Many luxurious resorts and farms have mushroomed in the hills surrounding Ooty offering stays that range from decadent to cramped to lush with nature. The aged colonial bungalows boast of ‘teleporting chimneys’ which take you back to the era of sahibs** drinking whiskey in bow-ties on horseback while strutting to the admiration of exquisite mem-sahibs**!
The real beauty of this place however, is unravelled when you step into the wilderness that surrounds and abounds. The Nil-giris translates to the Blue Hills; and when seen in the distance, appear to be shrouded in a blue-ish tinge. This probably comes from the widespread violet Kurinji flowers which bloom precociously every 12 years.

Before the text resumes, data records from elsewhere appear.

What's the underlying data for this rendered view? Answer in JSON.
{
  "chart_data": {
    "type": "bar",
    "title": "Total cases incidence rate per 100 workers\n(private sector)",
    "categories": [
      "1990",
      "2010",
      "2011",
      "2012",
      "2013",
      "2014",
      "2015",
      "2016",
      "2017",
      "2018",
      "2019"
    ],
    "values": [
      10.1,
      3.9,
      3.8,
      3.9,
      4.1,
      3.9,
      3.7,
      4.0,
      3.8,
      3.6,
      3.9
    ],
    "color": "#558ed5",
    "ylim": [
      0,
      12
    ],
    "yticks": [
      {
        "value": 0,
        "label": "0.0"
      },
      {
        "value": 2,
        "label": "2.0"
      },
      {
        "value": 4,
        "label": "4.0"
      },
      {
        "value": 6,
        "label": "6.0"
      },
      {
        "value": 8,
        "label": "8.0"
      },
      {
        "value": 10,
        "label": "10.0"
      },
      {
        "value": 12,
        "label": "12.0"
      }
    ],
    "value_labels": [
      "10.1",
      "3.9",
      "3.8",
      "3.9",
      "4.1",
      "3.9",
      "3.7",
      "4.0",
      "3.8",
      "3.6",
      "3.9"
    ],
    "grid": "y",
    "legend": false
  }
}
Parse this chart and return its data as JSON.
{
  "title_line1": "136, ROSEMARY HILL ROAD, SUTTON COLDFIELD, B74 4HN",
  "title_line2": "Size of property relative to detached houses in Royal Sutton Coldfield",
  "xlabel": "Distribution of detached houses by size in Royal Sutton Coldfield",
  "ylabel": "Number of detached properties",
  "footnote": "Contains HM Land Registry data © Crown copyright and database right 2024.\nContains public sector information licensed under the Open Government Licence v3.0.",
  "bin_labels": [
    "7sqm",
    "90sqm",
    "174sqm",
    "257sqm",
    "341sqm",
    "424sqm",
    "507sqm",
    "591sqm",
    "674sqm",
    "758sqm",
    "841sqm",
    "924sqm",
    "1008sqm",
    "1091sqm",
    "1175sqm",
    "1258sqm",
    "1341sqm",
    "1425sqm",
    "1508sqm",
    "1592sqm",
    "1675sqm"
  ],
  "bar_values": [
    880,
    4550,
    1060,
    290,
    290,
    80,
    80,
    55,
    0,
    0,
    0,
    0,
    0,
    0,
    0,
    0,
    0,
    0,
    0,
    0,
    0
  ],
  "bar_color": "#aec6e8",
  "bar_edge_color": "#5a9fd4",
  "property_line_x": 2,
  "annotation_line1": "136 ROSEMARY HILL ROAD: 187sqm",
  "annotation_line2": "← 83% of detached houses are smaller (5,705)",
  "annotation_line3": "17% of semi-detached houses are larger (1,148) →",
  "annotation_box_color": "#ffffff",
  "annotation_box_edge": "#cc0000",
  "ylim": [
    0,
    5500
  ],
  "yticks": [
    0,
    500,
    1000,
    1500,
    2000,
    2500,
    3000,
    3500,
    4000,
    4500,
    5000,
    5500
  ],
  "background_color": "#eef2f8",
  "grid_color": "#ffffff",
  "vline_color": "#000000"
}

The Nilgiri Biosphere Reserve, a UNESCO World Heritage Site, with its seven national parks and wildlife sanctuaries encompasses this place. There are approx. 8 major lakes which are accessible from Ooty; most are drivable, some hike-able. The river Pykara and the lake formed by damming it lie within the Mukurthi National Park and are breath-taking. Only 25-odd vehicular passes are issued per day, so better be pro-active! And wouldn’t you wanna visit lakes called Emerald and Avalanche?
**Sahib/Mem-Sahib: Literally translated to Sir/Madam. Colloquially referring to Sir, Master —used especially among the native inhabitants of colonial India when addressing or speaking of a European of some social or official status.